During the transition into the 1980s, the artist's work shifted direction again. She started making assemblages from twigs secured with hide. She composed displays of skeletal fragments, flower parts, herbs and soot. Inquired regarding the change to ephemeral components, the artist stated that contemporary art had “dried up intellectually”. She felt an urge to break boundaries – to engage with truly ephemeral substances in reaction to a creatively arid landscape.

One work from 1979, 100 Roses, featured her denuding a century of flowers. She wove the stems into circles on the ground placing the foliage and petals within. When encountered during exhibition preparation, the piece retained its potency – the organic matter now fully desiccated yet astonishingly whole. “The aroma remains,” a commentator notes. “The hue has endured.”

The Artist of Mystery

“I prefer to stay cryptic, to hide my intentions,” she revealed in terminal-year interviews. Obscurity was her technique. At times, she showed inauthentic creations concealing genuine artworks beneath her bed. She destroyed certain drawings, only retaining signed reproductions. Even with showings at prestigious exhibitions and being celebrated as a pioneering figure, she granted virtually no press access and her output stayed mostly obscure internationally. An ongoing display represents the initial large-scale presentation of her work internationally.

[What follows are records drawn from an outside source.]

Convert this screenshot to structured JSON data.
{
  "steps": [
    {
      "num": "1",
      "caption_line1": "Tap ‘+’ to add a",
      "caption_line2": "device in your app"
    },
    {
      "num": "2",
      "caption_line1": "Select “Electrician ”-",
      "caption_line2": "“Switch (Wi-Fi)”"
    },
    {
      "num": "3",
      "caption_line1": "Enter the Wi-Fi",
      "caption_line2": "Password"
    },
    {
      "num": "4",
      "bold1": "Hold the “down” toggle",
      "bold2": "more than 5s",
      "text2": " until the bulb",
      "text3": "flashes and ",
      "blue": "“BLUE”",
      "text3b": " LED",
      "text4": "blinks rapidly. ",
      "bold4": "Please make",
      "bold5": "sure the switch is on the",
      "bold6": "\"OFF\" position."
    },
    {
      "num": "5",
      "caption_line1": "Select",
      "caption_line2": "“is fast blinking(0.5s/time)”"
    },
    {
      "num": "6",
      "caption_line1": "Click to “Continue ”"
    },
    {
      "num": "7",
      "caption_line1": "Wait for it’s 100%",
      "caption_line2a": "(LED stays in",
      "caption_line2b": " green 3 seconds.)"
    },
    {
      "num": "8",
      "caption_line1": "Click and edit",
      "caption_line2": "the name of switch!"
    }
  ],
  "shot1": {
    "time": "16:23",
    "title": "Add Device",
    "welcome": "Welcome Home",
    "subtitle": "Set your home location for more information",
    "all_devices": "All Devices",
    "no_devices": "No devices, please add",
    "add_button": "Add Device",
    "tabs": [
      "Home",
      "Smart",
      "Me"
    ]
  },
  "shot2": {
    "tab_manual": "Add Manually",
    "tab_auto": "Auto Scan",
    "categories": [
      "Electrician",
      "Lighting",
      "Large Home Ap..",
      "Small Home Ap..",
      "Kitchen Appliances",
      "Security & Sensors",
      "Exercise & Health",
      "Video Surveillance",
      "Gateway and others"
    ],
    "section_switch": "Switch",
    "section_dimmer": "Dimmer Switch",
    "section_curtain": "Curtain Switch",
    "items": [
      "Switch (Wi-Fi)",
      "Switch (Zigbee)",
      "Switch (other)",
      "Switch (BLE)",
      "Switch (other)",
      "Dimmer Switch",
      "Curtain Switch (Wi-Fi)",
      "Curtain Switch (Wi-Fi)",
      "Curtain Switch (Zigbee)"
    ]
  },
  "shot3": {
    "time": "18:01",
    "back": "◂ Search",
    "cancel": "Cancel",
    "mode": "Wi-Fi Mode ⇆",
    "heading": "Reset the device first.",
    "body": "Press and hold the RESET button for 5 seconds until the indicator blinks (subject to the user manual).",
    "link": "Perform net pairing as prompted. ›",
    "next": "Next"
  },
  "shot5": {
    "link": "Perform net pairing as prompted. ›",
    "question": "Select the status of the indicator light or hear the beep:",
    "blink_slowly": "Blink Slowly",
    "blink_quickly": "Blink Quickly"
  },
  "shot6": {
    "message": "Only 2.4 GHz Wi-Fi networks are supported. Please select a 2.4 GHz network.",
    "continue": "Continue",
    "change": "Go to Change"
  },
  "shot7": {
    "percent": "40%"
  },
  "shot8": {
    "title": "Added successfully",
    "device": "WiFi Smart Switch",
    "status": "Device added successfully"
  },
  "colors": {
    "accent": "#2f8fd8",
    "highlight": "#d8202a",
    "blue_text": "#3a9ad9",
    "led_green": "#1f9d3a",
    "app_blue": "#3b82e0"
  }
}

Confronting the Violence of War

Subsequently, the nineties dawned with the outbreak of conflict. War came to her city. She reacted with a collection of assembled pieces. She pasted newspaper photographs and text directly on to board. She photocopied and enlarged them. Then she obscured the surface with paint – dark stripes akin to product codes. {Geometric forms obscured the images beneath|Angular shapes hid the pictures below|

Nathaniel Sanders
Nathaniel Sanders

A writer and philosopher exploring the intersections of chance, psychology, and human experience through engaging narratives.